M. Carignan remet le délicat dossier dans les mains son successeur.

«La composition des comités est faite par le comité de sélection, mais sur recommandation des whips. Ce sera donc au nouveau leadership au Sénat à prendre ces décisions», a commenté le sénateur Carignan.

Le nouveau leader semble vouloir agir rapidement. «J'ai l'habitude de faire les choses plutôt vite. Mais donnez-moi au moins 24 à 48 heures pour m'organiser dans mon nouveau poste», a-t-il déclaré à la sortie de la réunion où les sénateurs conservateurs l'ont élu leader.

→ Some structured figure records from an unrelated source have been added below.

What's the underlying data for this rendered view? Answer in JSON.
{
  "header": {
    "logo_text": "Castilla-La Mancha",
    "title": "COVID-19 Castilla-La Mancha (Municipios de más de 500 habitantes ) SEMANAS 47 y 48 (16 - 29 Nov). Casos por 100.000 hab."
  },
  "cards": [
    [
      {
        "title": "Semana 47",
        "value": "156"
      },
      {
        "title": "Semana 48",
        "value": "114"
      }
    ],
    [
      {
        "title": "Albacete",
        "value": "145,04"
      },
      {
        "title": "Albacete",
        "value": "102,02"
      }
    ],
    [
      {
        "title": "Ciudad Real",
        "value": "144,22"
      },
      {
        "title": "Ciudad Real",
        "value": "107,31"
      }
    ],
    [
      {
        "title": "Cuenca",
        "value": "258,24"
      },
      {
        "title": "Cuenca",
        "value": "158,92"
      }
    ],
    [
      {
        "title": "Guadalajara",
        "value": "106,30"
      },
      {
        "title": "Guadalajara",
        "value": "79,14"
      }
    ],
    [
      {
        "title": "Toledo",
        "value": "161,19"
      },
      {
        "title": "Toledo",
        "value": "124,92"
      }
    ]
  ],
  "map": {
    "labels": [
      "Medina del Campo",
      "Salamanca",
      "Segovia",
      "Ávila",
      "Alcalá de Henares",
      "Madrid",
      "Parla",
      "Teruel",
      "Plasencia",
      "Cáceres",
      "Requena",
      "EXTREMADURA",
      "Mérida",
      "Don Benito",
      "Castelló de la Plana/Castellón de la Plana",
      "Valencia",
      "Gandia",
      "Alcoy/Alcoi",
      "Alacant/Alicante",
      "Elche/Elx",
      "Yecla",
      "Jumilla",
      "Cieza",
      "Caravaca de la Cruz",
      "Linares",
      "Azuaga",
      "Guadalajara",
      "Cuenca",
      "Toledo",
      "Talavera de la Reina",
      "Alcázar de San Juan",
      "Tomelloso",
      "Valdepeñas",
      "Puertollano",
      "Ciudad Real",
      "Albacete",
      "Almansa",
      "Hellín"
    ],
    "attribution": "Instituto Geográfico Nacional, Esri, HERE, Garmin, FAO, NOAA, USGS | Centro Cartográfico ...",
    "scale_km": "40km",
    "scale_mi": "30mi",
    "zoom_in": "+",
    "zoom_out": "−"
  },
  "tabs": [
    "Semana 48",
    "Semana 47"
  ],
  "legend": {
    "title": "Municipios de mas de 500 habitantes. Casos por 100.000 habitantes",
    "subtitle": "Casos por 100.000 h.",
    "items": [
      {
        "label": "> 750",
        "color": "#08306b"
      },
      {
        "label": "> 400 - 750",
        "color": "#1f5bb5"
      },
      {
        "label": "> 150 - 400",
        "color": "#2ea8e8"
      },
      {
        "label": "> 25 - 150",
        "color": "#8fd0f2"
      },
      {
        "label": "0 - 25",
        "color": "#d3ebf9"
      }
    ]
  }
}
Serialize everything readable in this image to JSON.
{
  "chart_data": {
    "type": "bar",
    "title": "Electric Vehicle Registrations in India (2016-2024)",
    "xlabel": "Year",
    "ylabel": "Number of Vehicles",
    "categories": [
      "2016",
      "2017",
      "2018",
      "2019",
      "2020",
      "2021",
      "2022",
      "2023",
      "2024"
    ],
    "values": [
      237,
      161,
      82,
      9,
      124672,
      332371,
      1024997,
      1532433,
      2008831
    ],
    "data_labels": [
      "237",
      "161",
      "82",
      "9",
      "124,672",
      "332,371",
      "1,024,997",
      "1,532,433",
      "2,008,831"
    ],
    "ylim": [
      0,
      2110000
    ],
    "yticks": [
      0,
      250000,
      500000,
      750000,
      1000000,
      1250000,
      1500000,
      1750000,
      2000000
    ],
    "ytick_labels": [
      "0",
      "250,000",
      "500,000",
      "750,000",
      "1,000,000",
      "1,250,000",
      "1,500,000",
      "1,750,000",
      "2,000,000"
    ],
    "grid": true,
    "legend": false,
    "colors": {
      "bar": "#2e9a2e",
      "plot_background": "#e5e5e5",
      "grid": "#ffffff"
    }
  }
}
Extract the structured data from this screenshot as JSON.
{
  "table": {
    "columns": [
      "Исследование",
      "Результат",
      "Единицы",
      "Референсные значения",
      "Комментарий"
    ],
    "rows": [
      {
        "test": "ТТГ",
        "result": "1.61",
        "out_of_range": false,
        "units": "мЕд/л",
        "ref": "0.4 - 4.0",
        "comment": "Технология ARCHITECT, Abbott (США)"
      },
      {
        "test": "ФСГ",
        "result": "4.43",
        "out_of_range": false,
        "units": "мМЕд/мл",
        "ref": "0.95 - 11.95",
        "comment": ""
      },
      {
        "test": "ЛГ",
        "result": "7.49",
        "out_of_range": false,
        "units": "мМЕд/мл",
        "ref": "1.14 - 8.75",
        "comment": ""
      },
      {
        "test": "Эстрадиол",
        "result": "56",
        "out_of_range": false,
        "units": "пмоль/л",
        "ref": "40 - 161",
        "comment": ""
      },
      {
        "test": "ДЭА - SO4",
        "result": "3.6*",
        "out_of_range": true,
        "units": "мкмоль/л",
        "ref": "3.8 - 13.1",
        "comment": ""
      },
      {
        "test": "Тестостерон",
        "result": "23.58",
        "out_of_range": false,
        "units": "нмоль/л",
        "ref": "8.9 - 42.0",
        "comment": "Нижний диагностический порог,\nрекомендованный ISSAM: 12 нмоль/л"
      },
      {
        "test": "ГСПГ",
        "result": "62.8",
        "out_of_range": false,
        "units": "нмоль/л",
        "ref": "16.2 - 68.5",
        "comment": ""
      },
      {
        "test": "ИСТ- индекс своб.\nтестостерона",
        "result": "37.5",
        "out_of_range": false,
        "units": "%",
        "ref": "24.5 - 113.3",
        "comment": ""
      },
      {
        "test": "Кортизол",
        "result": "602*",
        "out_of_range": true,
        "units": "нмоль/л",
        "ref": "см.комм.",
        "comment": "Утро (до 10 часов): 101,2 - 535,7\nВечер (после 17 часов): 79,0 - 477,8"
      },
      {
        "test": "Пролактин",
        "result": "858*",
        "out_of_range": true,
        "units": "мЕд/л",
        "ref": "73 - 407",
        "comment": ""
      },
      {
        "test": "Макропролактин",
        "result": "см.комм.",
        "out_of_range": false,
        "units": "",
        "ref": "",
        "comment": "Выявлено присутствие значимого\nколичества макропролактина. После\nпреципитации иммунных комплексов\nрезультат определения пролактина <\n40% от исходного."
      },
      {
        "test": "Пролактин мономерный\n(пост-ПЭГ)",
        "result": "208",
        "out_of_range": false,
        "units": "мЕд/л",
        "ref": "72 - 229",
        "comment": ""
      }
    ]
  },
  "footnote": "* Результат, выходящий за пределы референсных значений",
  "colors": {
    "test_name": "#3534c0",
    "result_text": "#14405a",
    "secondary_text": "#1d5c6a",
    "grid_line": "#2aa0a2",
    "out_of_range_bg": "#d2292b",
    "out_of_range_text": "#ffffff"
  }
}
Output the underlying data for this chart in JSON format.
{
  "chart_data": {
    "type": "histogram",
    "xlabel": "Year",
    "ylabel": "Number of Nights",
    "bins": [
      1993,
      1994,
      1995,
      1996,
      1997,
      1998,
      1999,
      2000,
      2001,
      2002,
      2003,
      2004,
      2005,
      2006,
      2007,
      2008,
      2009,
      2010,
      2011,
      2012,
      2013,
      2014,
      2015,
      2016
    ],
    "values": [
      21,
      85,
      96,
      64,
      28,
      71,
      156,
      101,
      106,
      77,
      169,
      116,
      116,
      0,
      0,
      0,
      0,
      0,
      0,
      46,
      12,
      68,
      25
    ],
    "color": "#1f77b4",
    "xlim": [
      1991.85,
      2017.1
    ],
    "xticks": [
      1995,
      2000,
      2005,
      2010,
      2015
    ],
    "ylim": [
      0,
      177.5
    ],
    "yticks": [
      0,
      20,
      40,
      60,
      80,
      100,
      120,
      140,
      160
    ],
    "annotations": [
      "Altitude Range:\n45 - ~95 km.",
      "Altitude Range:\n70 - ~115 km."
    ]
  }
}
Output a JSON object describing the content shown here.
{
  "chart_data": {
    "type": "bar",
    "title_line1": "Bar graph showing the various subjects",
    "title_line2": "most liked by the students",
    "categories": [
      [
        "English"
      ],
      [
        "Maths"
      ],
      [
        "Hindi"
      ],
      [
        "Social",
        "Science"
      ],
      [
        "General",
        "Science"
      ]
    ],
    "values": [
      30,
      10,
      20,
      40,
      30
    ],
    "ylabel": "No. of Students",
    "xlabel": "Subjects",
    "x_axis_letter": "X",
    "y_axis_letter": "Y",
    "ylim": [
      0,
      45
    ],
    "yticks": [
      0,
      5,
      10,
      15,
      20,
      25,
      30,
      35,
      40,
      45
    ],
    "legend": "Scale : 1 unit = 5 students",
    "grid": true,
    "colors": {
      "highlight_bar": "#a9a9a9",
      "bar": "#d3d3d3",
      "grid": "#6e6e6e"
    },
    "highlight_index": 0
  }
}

Il a l'intention de s'asseoir avec la sénatrice Beyak «bientôt». «C'est une situation qui est sur l'agenda à très haut niveau», a assuré M. Smith.

Et si le leader conservateur ne sanctionnait pas la sénatrice?

Le sénateur Joyal, qui siège depuis 1997 au Comité du Règlement, de la procédure et des droits du Parlement, estime qu'il y a une autre façon de montrer la porte à Mme Beyak.

«Le comité (sénatorial sur les peuples autochtones) peut adopter une motion et faire rapport au Sénat qu'il demande la recomposition du comité. Et le Sénat prendra la décision qu'il estime appropriée dans les circonstances», a expliqué le sénateur Joyal.

«Le comité peut faire rapport au Sénat et souligner au Sénat que la présence de l'un ou de l'autre sénateur nuit aux travaux du comité», a-t-il précisé.

La présidente du comité, la sénatrice Dyck, assure qu'elle a vérifié et que la proposition de son confrère Joyal «n'est pas une option».

Mercredi soir, le comité sénatorial reçoit comme témoins deux membres du Comité des survivants des pensionnats indiens. La semaine dernière, la sénatrice Dyck s'inquiétait que la présence de Mme Beyak au comité ne froisse pareils témoins.